Anualmente el Ministerio de Cultura otorga diversos estímulos para el audiovisual, la gran mayoría de ellos concursables, entre ellos inexplicablemente los reconocimientos para destacar la labor u obra de algún cineasta a modo de premio. Sin embargo, también es urgente otorgar recursos de manera directa para personas en situaciones como las que padecía Felipe Degregori, quien afrontaba desde hace algunos años una grave depresión y problemas económicos, y que sobrevivía gracias a la caridad. Abandono, depresión y enfermedad unidos a una dolorosa indiferencia, sobre todo considerando que Degregori fue hallado muerto solo en un cuarto, en Villa María del Triunfo, y que era apoyado por una entidad benefactora de una iglesia. ¿No sería acaso labor de gremios o sindicatos de artistas o cineastas identificar estos casos de abandono de colegas, lanzar alertas, y evitar estas tragedias? ¿No es acaso papel del Estado garantizar que las personas que aportan al cine y audiovisual peruano no queden en un total desamparo debido a su edad, enfermedades o precarización extrema?

Usualmente las leyes en el Perú de protección a los trabajadores de la cultura buscan ser una salvaguarda de sus derechos creativos, basado en sus productos, en la defensa de derechos de autoría o aquellos puntos indispensables regulados por las normas del Ministerio de Trabajo. Sin embargo, pareciera que desde el diseño de las políticas se da preferencia o se antepone la defensa de la obra a la persona que la creó. Las obras parecen estar más protegidas que la vida misma.

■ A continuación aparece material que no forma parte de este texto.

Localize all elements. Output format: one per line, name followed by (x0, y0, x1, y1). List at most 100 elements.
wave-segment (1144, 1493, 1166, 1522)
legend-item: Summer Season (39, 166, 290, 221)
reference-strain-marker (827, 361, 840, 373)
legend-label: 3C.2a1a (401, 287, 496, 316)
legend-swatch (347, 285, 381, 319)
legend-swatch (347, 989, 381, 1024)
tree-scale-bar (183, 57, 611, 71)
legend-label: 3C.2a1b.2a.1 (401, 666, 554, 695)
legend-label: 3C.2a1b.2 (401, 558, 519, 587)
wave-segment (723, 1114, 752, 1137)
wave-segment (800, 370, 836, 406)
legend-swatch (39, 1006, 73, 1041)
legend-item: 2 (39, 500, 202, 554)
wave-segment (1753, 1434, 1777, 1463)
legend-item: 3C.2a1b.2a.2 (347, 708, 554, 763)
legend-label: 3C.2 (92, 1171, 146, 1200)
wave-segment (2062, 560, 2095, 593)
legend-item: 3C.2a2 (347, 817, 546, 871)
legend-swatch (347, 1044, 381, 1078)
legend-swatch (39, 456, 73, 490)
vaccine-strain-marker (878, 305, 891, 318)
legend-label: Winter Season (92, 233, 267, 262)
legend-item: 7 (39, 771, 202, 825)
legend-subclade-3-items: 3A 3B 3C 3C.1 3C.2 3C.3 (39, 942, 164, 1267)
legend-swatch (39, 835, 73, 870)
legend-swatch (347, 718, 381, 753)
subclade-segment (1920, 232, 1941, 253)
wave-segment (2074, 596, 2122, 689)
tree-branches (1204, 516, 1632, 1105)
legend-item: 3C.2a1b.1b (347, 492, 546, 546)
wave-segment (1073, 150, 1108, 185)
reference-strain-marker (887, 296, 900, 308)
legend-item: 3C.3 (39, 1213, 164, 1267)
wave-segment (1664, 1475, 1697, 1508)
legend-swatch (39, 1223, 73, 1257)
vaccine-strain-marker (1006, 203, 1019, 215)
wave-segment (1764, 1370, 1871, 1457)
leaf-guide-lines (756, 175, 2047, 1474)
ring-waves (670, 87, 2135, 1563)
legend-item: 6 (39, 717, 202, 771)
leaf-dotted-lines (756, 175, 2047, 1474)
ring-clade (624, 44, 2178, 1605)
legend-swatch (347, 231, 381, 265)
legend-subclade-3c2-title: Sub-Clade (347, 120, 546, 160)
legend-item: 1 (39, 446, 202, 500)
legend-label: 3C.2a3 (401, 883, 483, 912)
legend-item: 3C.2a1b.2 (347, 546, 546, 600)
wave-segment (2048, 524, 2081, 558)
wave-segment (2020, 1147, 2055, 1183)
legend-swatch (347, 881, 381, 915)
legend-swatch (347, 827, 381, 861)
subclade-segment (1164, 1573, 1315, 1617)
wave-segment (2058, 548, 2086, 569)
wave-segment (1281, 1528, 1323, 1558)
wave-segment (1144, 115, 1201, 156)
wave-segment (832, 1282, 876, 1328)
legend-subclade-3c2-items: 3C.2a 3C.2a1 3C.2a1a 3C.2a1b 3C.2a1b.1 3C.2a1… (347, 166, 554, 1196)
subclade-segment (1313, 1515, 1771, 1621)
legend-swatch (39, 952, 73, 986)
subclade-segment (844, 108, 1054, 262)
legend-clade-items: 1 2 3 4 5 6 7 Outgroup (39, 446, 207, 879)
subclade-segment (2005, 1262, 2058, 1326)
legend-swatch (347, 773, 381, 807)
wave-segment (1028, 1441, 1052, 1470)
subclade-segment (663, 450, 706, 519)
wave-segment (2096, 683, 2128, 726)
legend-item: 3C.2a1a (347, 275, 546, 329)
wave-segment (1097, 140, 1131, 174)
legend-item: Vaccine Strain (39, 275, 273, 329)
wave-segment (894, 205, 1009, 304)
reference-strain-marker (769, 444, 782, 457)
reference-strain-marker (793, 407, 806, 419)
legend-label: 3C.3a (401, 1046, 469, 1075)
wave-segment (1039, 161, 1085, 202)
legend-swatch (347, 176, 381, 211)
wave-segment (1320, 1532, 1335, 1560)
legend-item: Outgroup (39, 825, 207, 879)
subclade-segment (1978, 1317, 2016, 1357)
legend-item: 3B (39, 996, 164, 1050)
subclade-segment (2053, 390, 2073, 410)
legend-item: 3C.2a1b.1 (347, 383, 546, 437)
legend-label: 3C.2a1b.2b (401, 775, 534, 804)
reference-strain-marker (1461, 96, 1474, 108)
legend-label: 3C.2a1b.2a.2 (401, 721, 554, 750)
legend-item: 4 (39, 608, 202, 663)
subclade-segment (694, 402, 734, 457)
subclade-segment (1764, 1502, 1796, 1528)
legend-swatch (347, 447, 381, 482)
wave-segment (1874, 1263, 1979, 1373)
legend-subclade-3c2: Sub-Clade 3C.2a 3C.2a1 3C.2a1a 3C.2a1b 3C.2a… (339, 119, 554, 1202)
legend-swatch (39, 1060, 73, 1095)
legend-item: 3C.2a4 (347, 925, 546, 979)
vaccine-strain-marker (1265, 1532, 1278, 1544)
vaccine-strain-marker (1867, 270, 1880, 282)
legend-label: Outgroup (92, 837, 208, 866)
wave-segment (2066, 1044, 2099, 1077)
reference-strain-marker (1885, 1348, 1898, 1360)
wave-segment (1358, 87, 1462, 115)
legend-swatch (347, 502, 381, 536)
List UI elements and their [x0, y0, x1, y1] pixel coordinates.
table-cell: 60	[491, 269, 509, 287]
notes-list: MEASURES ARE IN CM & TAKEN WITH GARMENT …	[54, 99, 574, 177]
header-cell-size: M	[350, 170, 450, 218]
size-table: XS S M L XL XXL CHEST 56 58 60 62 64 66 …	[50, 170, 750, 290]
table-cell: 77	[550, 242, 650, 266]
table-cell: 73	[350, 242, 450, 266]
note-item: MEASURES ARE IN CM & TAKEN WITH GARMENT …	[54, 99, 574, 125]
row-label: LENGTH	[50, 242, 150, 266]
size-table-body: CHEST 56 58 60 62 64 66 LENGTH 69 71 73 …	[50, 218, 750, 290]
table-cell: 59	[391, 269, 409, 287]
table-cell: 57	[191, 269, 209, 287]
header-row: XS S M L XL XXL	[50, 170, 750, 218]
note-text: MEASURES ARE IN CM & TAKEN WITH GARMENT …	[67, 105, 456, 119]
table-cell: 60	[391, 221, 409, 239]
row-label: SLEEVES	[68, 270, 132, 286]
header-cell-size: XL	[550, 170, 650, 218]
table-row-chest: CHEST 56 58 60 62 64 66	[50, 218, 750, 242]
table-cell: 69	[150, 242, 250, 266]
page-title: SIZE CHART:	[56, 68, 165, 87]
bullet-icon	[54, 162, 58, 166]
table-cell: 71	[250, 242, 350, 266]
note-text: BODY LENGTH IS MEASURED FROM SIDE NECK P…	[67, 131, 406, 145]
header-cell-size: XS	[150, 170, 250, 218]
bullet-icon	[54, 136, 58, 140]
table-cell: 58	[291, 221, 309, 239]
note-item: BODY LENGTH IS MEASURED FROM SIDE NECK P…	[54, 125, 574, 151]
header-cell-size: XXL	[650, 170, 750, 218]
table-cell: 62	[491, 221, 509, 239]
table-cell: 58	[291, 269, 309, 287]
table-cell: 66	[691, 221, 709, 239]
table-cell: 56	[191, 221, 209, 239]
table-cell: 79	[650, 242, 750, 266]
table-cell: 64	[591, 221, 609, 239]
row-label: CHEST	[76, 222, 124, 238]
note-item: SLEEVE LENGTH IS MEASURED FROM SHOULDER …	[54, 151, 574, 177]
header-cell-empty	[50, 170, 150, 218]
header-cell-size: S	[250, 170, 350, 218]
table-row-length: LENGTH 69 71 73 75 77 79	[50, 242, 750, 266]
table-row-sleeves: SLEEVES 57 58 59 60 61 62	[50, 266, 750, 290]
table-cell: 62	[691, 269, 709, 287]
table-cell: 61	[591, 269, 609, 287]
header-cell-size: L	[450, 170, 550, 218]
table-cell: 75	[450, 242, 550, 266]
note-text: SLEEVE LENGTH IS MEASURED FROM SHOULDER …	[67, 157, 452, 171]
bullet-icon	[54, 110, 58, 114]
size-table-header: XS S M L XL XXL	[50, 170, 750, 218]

Hace menos de dos años, el cineasta de Wiñaypacha, Oscar Catacora falleció debido a una apendicitis no atendida a tiempo. Se encontraba en trabajo de rodaje en las alturas de Ilave, en Puno. En este caso, se confirmó una carencia que afecta a miles de peruanos y peruanas que viven en zonas rurales: la ausencia de centros médicos u hospitales. En cualquier lado del mundo, la tasa de mortalidad por apendicitis es muy baja, excepto en algunas zonas de las alturas o espacios alejados del país. Otra forma de precariedad.

Perú es el país de los homenajes póstumos. Somos parte de este país de los obituarios sensibles, de las elegías bien escritas, de las sentidas maromas emocionales para saldar la falta de acción previa. Y, en este sentido, el fallecimiento de Degregori no es un caso aislado. Y más bien es un llamado a la acción para no desatender y no olvidar que el cine peruano es también, sobre todo, la demostración de la entrega de personas. No más: Hacer una película para luego recibir olvido.